# 4.2.2



## ericstntonn (Aug 21, 2012)

Anyone running 4.2.2 see any better battery life?

Sent from my Galaxy Nexus using Tapatalk 2


----------



## Hendrix17 (Feb 9, 2013)

Yeah surprisingly even on my Verizon Gnex..without under-volting or doing much with the kernel


----------



## ericstntonn (Aug 21, 2012)

Damn now I really wanna flash and try haha so you saw a considerable difference?

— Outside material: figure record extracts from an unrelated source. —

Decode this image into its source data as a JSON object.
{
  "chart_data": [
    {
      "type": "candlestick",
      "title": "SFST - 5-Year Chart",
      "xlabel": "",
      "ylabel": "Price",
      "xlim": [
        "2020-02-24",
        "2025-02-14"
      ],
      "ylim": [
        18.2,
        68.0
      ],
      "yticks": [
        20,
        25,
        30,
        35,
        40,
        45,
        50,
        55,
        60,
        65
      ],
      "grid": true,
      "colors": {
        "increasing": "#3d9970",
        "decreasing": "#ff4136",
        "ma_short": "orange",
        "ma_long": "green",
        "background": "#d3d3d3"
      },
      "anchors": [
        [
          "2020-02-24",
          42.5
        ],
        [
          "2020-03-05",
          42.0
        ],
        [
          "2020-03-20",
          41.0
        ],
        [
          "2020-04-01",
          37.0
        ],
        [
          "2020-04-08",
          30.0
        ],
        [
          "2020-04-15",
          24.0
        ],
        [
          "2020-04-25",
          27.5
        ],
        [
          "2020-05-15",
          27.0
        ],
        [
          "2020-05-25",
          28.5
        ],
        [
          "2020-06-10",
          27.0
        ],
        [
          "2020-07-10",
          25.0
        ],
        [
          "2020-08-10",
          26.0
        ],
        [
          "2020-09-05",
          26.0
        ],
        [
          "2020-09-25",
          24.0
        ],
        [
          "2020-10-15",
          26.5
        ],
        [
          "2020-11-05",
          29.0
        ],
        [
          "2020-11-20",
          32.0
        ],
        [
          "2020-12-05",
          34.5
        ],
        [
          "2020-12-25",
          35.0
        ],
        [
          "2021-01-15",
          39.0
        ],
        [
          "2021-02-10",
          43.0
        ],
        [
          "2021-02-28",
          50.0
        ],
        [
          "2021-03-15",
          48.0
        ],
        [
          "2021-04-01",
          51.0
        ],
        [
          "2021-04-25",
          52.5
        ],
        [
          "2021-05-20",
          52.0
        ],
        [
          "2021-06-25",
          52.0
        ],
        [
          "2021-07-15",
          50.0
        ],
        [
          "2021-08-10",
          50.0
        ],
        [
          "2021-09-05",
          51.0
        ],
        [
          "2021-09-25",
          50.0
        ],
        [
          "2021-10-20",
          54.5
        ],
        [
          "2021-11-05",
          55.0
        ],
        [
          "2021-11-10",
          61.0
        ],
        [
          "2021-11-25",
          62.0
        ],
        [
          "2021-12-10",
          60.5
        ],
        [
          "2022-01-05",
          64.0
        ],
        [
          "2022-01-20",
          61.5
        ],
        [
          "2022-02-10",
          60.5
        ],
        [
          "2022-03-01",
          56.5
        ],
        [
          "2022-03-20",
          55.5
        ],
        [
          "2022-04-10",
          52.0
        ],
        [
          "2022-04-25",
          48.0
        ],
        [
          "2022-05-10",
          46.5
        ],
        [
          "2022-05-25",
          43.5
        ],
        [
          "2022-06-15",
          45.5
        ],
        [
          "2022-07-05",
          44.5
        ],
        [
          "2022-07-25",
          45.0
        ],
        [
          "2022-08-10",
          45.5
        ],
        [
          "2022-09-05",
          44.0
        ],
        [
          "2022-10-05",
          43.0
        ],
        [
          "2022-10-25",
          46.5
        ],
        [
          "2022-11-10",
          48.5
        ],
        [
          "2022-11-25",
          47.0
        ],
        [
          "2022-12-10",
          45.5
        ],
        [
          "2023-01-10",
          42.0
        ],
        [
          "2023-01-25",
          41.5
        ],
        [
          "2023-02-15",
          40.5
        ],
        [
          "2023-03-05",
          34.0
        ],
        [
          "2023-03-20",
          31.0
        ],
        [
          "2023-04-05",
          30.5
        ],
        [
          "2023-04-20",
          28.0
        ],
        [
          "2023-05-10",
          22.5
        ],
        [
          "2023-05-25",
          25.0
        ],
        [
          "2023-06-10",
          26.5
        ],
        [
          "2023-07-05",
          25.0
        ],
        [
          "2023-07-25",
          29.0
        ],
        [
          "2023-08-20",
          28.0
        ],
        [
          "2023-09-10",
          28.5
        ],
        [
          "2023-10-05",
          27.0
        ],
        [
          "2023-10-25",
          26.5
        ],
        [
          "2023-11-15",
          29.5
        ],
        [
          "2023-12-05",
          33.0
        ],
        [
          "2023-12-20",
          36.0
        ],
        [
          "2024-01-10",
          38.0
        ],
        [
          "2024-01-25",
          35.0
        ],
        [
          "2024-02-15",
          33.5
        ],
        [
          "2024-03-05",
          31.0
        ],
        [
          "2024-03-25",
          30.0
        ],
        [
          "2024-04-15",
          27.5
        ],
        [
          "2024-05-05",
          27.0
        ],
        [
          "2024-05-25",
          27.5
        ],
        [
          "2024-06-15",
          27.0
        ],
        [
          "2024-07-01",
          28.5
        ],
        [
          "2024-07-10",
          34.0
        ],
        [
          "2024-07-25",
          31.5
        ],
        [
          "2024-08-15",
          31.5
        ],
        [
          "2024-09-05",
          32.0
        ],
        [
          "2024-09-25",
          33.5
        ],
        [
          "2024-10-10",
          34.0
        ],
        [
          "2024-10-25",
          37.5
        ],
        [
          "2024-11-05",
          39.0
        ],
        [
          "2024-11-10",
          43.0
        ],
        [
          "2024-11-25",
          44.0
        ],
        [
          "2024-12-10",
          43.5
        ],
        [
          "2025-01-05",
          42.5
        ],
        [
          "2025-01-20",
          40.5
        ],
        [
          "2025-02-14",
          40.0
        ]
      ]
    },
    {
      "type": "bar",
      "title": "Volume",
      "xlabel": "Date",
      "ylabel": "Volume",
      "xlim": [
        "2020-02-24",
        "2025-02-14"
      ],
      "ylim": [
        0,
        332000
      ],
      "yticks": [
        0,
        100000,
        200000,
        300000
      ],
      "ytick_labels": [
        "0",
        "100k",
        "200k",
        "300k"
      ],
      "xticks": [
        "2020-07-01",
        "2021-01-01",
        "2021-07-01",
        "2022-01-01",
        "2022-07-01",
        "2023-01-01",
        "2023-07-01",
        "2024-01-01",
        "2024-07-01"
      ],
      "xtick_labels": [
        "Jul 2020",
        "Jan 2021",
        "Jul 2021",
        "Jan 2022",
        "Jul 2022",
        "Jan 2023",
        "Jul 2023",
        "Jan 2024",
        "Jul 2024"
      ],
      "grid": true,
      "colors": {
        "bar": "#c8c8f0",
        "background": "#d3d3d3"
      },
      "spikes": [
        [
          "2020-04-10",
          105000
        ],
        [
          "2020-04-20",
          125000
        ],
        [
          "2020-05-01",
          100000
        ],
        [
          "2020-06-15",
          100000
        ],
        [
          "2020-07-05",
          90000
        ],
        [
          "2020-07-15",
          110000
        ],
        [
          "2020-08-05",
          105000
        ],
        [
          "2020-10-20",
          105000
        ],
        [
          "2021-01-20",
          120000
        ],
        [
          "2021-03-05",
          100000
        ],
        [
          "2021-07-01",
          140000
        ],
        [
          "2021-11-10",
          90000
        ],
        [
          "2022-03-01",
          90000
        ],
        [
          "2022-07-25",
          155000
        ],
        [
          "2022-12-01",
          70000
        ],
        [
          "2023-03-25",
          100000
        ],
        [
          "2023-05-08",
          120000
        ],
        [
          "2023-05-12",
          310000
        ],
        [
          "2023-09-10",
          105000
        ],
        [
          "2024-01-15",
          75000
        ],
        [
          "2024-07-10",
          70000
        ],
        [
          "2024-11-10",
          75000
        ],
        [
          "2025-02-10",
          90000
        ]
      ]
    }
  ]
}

Sent from my Galaxy Nexus using Tapatalk 2


----------



## psu_tb (Aug 18, 2011)

I'm 13 hours in on battery with 1 hour 45 minutes if screen time and I have 29% left on my VZW GNex. I never got this life on 4.2.1. 
Sent from my Galaxy Nexus using Tapatalk 2


----------



## ericstntonn (Aug 21, 2012)

Yeah I havent gotten anywhere near that, that sounds like Paradise. Flaaaashhh time

Sent from my Galaxy Nexus using Tapatalk 2


----------



## rkpeterson (Jun 12, 2011)

I really haven't noticed much difference but the kernel I'm on has been pretty good already


----------



## amm5890 (Jun 23, 2011)

definitely. at 11% right now. 10h on battery with 2.5 hours screen on time.


----------



## rman18 (Jan 13, 2012)

I had 2 hours of screentime last night, 6 hours on battery (I was bored) and still had 40% left - on wifi... Thats the best I've ever had (no drake).


----------



## OutofStep13 (Jan 3, 2012)

Which 4.2.2 ROM are you all running?


----------



## amm5890 (Jun 23, 2011)

shiny


----------



## Schoat333 (Jun 14, 2011)

The 2-15 cm10.1 nightly is 4.2.2 for toro.


----------



## rkpeterson (Jun 12, 2011)

Project Elite v10 JB 4.2.2 for Toro.
actngrezy and buckmarble have outdone themselves. Super smooth, stable and great battery life.


----------



## HerbieVersmelz (Oct 31, 2012)

rkpeterson said:


> Project Elite v10 JB 4.2.2 for Toro.
> actngrezy and buckmarble have outdone themselves. Super smooth, stable and great battery life.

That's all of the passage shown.